Elastocaloric materials are solids with a pronounced coupling between temperature and mechanical deformation, due to the latent heat of a solid-to-solid phase transformation (akin to the latent heat of the phase change between ice and water). When an elastocaloric is repeatedly pushed and pulled, it can be used as a solid-state refrigerator, with the potential for significant energy savings. Since these materials are mechanically cycled, it is important to know how they respond to cracks. However, the solid-to-solid phase change in the materials complicates their cracking response, and the crack growth response of these materials has only been characterized for a select few temperature points, instead of the wide range of temperatures that they experience. Using a unique thermomechanical capability that is being developed at TU, this work will seek insights about the behavior of cracks in elastocaloric materials while they undergo repeated mechanical loads across a wide range of temperatures. 

Concentrated solar power (CSP) plants has seen an increase in research and investments due to its ability to store energy in the form of molten salt. This gives CSP systems on-demand energy generation capabilities, overcoming a significant drawback of conventional photovoltaic solar panels.  In a central tower configuration, gas receivers are used to heat super-critical carbon dioxide that is later used to produce electricity using a Brayton cycle. Currently, a higher operating temperature on the receiver is being pursued in order to reach higher efficiencies, hence fueling research of advanced materials.

In this project, a novel micro-vascular Carbon/Carbon composite is proposed that can withstand the temperature and pressure conditions (800 ˚C and 200 bar) of the next generation of CSP plants. The composite is fabricated from a first produced prepreg made with carbon fibers and a phenolic resin, that is later converted into a Carbon/Carbon composite through various heat treatments.
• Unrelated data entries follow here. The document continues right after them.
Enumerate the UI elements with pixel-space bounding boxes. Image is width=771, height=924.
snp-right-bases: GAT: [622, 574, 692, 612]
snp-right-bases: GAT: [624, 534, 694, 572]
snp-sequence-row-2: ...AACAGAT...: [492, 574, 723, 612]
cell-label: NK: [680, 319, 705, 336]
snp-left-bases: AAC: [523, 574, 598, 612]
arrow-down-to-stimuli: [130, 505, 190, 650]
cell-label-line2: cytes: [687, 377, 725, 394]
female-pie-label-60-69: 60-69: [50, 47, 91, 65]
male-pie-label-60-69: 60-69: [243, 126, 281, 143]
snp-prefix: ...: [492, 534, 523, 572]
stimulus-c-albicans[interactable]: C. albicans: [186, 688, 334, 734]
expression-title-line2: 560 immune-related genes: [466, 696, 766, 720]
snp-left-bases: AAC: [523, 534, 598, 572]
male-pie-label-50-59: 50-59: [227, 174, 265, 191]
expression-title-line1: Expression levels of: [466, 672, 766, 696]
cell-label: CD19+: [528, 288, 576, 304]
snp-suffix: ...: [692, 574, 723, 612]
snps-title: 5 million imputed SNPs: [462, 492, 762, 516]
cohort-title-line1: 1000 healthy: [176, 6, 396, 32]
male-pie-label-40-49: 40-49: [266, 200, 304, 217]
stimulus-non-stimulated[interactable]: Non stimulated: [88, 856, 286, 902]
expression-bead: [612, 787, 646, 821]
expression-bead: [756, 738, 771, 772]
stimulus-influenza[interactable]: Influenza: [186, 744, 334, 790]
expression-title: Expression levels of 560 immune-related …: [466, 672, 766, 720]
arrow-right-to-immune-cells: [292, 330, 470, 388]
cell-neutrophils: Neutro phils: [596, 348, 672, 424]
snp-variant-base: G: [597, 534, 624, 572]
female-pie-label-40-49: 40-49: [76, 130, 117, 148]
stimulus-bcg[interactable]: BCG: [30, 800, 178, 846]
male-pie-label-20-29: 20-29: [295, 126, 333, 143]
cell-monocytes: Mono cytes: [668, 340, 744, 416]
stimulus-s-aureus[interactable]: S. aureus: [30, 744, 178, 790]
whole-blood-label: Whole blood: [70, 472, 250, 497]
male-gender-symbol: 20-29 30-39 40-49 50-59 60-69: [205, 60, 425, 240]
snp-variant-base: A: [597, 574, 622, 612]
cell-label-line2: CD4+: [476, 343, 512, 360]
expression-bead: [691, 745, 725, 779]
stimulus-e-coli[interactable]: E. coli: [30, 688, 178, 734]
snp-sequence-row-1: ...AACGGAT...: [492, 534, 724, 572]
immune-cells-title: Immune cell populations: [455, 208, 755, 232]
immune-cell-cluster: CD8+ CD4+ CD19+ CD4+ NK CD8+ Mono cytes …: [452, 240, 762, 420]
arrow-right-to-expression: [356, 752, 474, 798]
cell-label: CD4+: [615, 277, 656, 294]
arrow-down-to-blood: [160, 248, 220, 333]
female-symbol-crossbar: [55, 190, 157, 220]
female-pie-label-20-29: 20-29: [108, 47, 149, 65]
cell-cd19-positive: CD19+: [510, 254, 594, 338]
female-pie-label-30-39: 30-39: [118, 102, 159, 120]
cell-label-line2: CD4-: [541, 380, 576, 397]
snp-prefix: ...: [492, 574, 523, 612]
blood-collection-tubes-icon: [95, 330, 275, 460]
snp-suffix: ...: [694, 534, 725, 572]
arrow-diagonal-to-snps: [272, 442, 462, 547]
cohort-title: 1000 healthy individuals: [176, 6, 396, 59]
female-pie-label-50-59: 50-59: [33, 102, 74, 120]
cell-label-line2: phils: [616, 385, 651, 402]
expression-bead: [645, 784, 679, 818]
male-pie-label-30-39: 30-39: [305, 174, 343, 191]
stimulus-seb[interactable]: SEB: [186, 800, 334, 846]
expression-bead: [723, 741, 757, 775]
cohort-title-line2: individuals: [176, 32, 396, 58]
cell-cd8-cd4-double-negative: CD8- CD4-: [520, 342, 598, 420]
It is also proposed to have an embedded micro-vascular channel network to flow super-critical carbon dioxide as the heat transfer fluid.  During the prepreg preparation, this microvascular channel network is embedded using a VaSC (vaporization of sacrificial component) technology. This channel network is kept in place during the subsequent heat treatments that ultimately convert the phenolic/carbon fiber material into the finalized Carbon/Carbon composite. A prepreg with a low void content and which maintains the channel geometry is desired. This research will focus on changing experimental parameters during the fabrication of the prepreg and its effects on the thermal and mechanical properties of the composite, such as heat capacity measured with DSC (differential scanning calorimetry) and tensile strength tests.

Somewhere between one and eighteen barrels of brine (or produced water) are produced from petroleum wells for every barrel of crude oil produced in the state of Oklahoma. These brines can contain 5 times the amount of salt present in seawater, and, if they escape from storage facilities, it can cause a collapse of the soil structure reducing soil drainage, increasing erosion, and resulting in the death of native plant life in the brine-affected area. To reclaim the soil, the excess sodium and chloride must be removed, and replacing the sodium with calcium would further rejuvenate the soil. Electrokinetic (EK) remediation, is an excellent potential method to remove a large portion of the sodium and chloride from the salt-contaminated area, while also providing a method to add calcium to the soil without excavation or tilling. This project entails the testing of EK remediation at a historic brine spill location within the Tallgrass Prairie Preserve northwest of Pawhuska, OK. The undergraduate student will be involved with lab-scale testing, remote data monitoring, in-person site maintenance, and data analysis over the course of the project. This project is dependent on another proposal for this research not being funded.